Suicide Warning Signs
Suicide is not a distinct disorder. Rather, it is a symptom of serious mental disorders such as depression or bipolar disorder. Check here for the symptoms related to these disorders to learn more about the complete picture associated with suicide.
- Major Depressive Disorder
- Bipolar Disorder
Suicide Warning Signs
- Suicidal Talk -
The person talks about committing suicide and/or makes suicidal threats or statements such as, "The world would be a better place without me in it", or Everyone will be better off when I'm gone". Although many people do have suicidal thoughts and never act on them, it is also true that many people who talk about suicide do go on to harm themselves; All suicidal threats should be taken seriously.
- Previous Suicide Attempts.
The person has made suicide attempts in the past.
- Preoccupation with Death or Dying.
The person talks about death most of the time, and/or makes preparations for death (such as making out a will, or writing letters to be opened after they are dead).
- Signs of Depression
- Social withdrawal
- Poor eye contact
- Depressed or aggitated mood, despair, grief, guilt, shame, hopelessness and/or helplessness.

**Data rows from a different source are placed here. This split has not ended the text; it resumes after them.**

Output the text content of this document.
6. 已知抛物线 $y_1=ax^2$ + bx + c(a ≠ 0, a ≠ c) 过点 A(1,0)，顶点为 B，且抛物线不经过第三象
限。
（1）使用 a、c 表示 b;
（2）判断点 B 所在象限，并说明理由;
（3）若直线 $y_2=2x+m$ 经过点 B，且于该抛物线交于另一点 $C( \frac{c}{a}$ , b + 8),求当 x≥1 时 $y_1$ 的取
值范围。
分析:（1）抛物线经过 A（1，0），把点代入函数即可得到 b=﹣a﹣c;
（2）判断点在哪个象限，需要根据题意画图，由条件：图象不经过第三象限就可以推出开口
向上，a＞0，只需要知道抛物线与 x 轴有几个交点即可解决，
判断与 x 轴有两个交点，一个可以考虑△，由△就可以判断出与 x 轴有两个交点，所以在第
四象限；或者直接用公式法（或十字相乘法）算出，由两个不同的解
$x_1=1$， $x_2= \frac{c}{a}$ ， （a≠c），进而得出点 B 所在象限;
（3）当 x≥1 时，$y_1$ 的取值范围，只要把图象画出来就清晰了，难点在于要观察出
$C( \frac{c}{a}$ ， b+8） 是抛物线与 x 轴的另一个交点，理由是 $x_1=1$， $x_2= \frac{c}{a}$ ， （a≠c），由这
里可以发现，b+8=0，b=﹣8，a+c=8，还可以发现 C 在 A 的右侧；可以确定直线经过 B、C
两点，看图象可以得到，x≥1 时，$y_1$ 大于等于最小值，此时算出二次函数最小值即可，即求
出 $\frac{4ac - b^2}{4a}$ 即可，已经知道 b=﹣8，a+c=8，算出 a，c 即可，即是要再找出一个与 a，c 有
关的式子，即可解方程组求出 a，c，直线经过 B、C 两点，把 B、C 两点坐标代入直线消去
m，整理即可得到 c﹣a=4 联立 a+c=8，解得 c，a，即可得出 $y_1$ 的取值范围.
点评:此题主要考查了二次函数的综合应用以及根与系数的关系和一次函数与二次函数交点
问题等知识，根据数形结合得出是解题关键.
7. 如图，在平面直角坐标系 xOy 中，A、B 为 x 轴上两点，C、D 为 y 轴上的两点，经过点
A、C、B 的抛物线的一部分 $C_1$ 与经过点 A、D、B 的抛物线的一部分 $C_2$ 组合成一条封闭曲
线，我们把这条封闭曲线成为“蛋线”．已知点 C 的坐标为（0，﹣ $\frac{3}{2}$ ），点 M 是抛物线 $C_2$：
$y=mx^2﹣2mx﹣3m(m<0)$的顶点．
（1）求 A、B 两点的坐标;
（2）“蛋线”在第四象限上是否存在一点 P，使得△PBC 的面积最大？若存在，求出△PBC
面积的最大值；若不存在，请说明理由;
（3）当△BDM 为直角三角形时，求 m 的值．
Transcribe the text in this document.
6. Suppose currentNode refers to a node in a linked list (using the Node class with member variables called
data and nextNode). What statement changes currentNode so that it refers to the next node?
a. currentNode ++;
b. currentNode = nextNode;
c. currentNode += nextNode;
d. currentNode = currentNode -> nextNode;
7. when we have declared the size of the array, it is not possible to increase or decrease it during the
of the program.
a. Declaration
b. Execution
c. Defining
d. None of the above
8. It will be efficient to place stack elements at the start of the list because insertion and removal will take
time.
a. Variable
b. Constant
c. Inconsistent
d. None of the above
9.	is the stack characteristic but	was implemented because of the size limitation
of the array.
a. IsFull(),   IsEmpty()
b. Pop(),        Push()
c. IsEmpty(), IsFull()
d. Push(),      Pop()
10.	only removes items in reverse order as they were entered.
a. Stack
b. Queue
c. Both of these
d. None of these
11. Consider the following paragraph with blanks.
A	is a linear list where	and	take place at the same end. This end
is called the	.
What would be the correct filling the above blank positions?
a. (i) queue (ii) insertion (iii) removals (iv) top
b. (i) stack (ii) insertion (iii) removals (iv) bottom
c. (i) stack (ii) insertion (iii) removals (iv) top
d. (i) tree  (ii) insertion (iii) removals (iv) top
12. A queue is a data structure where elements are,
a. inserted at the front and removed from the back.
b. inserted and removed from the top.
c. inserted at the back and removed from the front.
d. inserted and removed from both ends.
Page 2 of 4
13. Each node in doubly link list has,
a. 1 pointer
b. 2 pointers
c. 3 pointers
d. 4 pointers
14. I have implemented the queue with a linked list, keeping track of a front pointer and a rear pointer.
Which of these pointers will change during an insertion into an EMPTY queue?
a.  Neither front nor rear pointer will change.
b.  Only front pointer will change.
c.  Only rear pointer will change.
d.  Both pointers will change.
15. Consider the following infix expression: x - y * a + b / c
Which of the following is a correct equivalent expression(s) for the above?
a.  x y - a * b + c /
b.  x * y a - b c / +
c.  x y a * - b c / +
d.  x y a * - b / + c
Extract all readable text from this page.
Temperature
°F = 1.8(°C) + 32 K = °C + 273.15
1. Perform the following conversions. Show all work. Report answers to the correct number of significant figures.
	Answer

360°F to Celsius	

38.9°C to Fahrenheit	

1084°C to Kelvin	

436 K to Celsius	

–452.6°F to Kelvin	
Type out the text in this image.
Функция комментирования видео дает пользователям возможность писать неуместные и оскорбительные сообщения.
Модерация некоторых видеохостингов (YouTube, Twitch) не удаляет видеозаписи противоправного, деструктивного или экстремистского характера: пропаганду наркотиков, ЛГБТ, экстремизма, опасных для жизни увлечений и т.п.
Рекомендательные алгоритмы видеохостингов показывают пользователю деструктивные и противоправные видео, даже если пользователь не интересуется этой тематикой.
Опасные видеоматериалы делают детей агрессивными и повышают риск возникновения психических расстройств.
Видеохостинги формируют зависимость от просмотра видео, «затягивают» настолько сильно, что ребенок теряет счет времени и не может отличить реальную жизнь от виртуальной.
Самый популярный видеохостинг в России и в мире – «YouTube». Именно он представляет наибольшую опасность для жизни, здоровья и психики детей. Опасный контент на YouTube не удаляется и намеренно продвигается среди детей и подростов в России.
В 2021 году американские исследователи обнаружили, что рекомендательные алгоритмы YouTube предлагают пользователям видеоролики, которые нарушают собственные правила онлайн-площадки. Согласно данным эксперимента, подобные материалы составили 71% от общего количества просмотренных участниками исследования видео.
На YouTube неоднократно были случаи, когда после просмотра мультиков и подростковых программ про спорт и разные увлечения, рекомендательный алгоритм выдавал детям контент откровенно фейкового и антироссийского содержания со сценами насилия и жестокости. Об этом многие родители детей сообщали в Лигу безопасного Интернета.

- Loss of interest in activities that were formerly pleasureable
- Moodiness (shifting moods, fast changes from deep depression to calmness)
- Changes in behavior, eating, sleeping and personality
- Self-destructive behavior (high-speed driving, unsafe sex, gambling, financial irresponsibility)
- Heavy use of alcohol and drugs.
The person exhibits signs of depression such as:
- Recent life crisis or trauma
such as depression, divorce, grief over the loss of a loved one or job, or an accident).
- Gives away possessions
The person disposes of cherished belongings.
What to Do
You may be able to help someone who is considering suicide:
- Talk openly and matter-of-factly about suicide. Be direct.
("Are you thinking about killing yourself?")
- Be nonjudgmental.
- Be willing to listen and allow expressions of feelings.
- Be available. Show interest and support. Become involved.
- Seek support. Don't be sworn to secrecy.
- Don't dare the person to do it.
- Don't act shocked. This will put distance between you.
- Offer hope that alternatives are available but do not offer glib reassurance.
- Take action and try to remove items that could be used for suicide.
- Get help from persons or agencies specializing in crisis intervention and suicide prevention. Tell someone who can help (a mental health specialist) about what is happening and ask them to help you manage the situation.
- Take the actively suicicidal person to the nearest hospital emergency room.
- Call the police and report the location of actively suicidal persons who will not go to the hospital. The police can intercept a suicidal person and, if in their judgement a person is in danger of harming themselves, can be taken to the hospital for care.